I remember sitting on a public bench in my progressive western Massachusetts town, giving my son a bottle, and feeling the harsh stares from the people passing us. I was in a cloud of postpartum depression, overwhelmed by stress and anxiety over my very sick baby, and as the strangers pursed their lips disapprovingly at the bottle I fed my son, I felt only shame, and overwhelming failure. Later, I would realize that none of those people could have known the amount of time and care that had gone into that bottle I was giving him.
Understanding reproductive justice only in narrow terms that apply to you or people like you is not justice at all.
Breastfeeding is a feminist issue: it impacts women’s bodies, their health (physical and mental), their careers, their division of household labor, and their children’s health. And while how mothers feed their babies shouldn’t be anyone else’s business, the cultural discourse around breastfeeding is everyone’s issue. Whether or not you’re someone who has ever or will ever be in the position of feeding a baby yourself isn’t the point.
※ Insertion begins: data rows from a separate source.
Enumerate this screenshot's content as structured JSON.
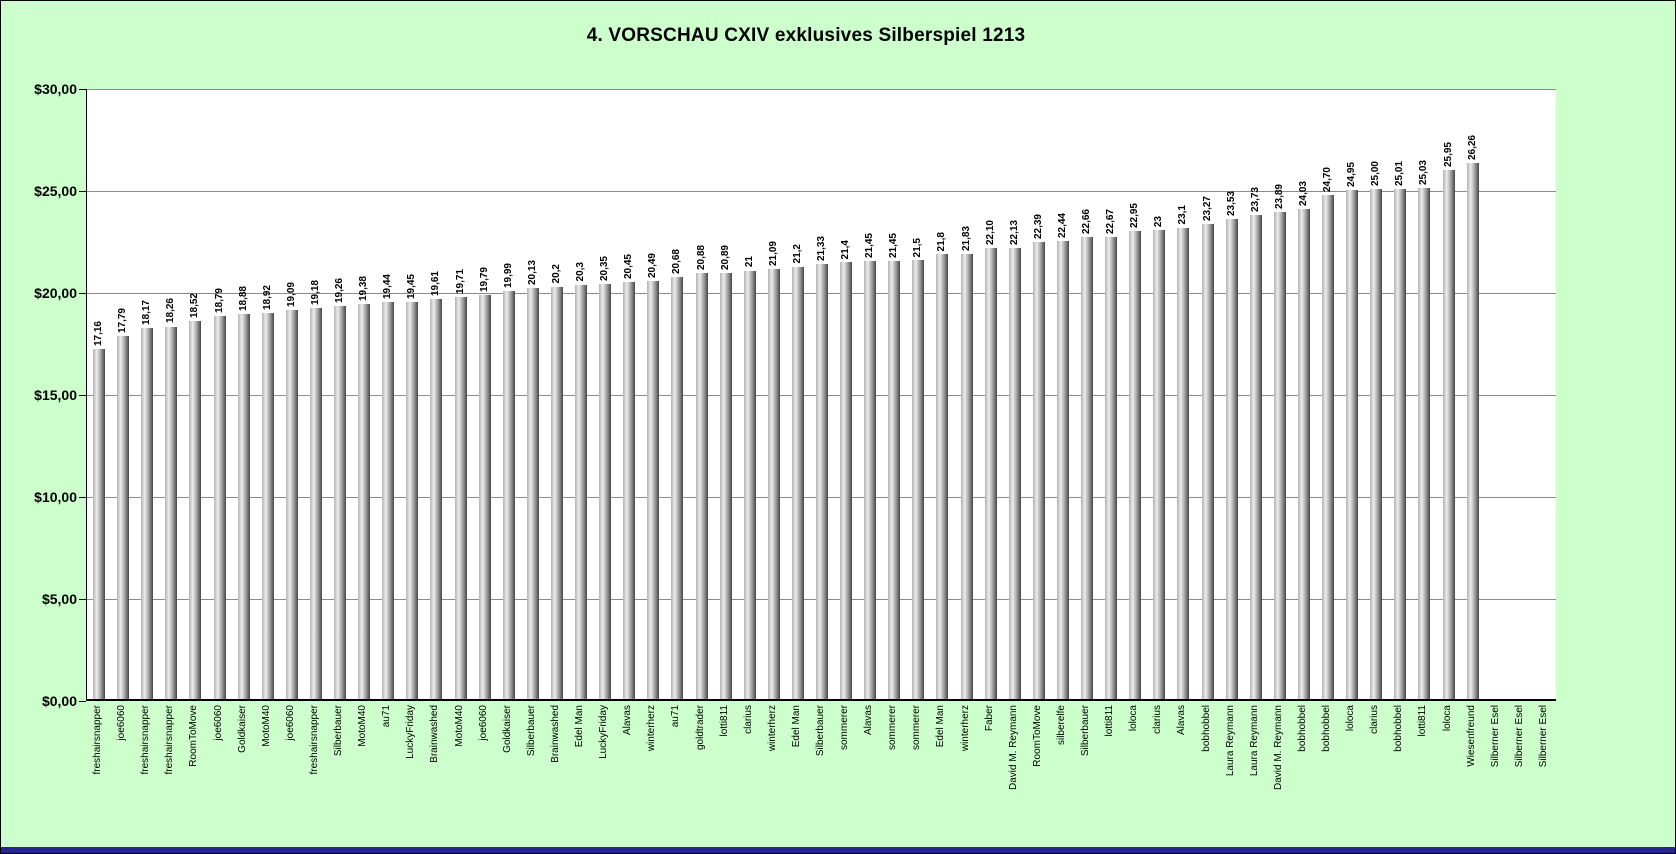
{
  "window": {
    "bg_color": "#ccffcc",
    "border_color": "#000000",
    "bottom_edge_color": "#26268f"
  },
  "chart_data": {
    "type": "bar",
    "title": "4. VORSCHAU CXIV exklusives Silberspiel 1213",
    "grid": true,
    "legend": false,
    "plot_bg_color": "#ffffff",
    "gridline_color": "#8a8a8a",
    "bar_color": "#9a9a9a",
    "y_axis": {
      "min": 0,
      "max": 30,
      "step": 5,
      "tick_labels": [
        "$0,00",
        "$5,00",
        "$10,00",
        "$15,00",
        "$20,00",
        "$25,00",
        "$30,00"
      ]
    },
    "categories": [
      "freshairsnapper",
      "joe6060",
      "freshairsnapper",
      "freshairsnapper",
      "RoomToMove",
      "joe6060",
      "Goldkaiser",
      "MotoM40",
      "joe6060",
      "freshairsnapper",
      "Silberbauer",
      "MotoM40",
      "au71",
      "LuckyFriday",
      "Brainwashed",
      "MotoM40",
      "joe6060",
      "Goldkaiser",
      "Silberbauer",
      "Brainwashed",
      "Edel Man",
      "LuckyFriday",
      "Alavas",
      "winterherz",
      "au71",
      "goldtrader",
      "lotti811",
      "clarius",
      "winterherz",
      "Edel Man",
      "Silberbauer",
      "sommerer",
      "Alavas",
      "sommerer",
      "sommerer",
      "Edel Man",
      "winterherz",
      "Faber",
      "David M. Reymann",
      "RoomToMove",
      "silberelfe",
      "Silberbauer",
      "lotti811",
      "loloca",
      "clarius",
      "Alavas",
      "bobhobbel",
      "Laura Reymann",
      "Laura Reymann",
      "David M. Reymann",
      "bobhobbel",
      "bobhobbel",
      "loloca",
      "clarius",
      "bobhobbel",
      "lotti811",
      "loloca",
      "Wiesenfreund",
      "Silberner Esel",
      "Silberner Esel",
      "Silberner Esel"
    ],
    "values": [
      17.16,
      17.79,
      18.17,
      18.26,
      18.52,
      18.79,
      18.88,
      18.92,
      19.09,
      19.18,
      19.26,
      19.38,
      19.44,
      19.45,
      19.61,
      19.71,
      19.79,
      19.99,
      20.13,
      20.2,
      20.3,
      20.35,
      20.45,
      20.49,
      20.68,
      20.88,
      20.89,
      21,
      21.09,
      21.2,
      21.33,
      21.4,
      21.45,
      21.45,
      21.5,
      21.8,
      21.83,
      22.1,
      22.13,
      22.39,
      22.44,
      22.66,
      22.67,
      22.95,
      23,
      23.1,
      23.27,
      23.53,
      23.73,
      23.89,
      24.03,
      24.7,
      24.95,
      25.0,
      25.01,
      25.03,
      25.95,
      26.26,
      null,
      null,
      null
    ],
    "value_labels": [
      "17,16",
      "17,79",
      "18,17",
      "18,26",
      "18,52",
      "18,79",
      "18,88",
      "18,92",
      "19,09",
      "19,18",
      "19,26",
      "19,38",
      "19,44",
      "19,45",
      "19,61",
      "19,71",
      "19,79",
      "19,99",
      "20,13",
      "20,2",
      "20,3",
      "20,35",
      "20,45",
      "20,49",
      "20,68",
      "20,88",
      "20,89",
      "21",
      "21,09",
      "21,2",
      "21,33",
      "21,4",
      "21,45",
      "21,45",
      "21,5",
      "21,8",
      "21,83",
      "22,10",
      "22,13",
      "22,39",
      "22,44",
      "22,66",
      "22,67",
      "22,95",
      "23",
      "23,1",
      "23,27",
      "23,53",
      "23,73",
      "23,89",
      "24,03",
      "24,70",
      "24,95",
      "25,00",
      "25,01",
      "25,03",
      "25,95",
      "26,26",
      "",
      "",
      ""
    ]
  }
}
Selective caring about issues that only affect yourself is not only selfish, it goes against the tenets of intersectional feminism. Anyone who claims to practice intersectional feminism should care about—and fight for—all social justice issues, not just the ones that impact them directly. Understanding reproductive justice only in narrow terms that apply to you or people like you is not justice at all. Being a mother is hard enough, and at the end of the day, what matters is that new mothers are empowered and supported to make informed choices about what works for themselves and their babies, haters be damned. And it’s true what they say: living well is the breast revenge.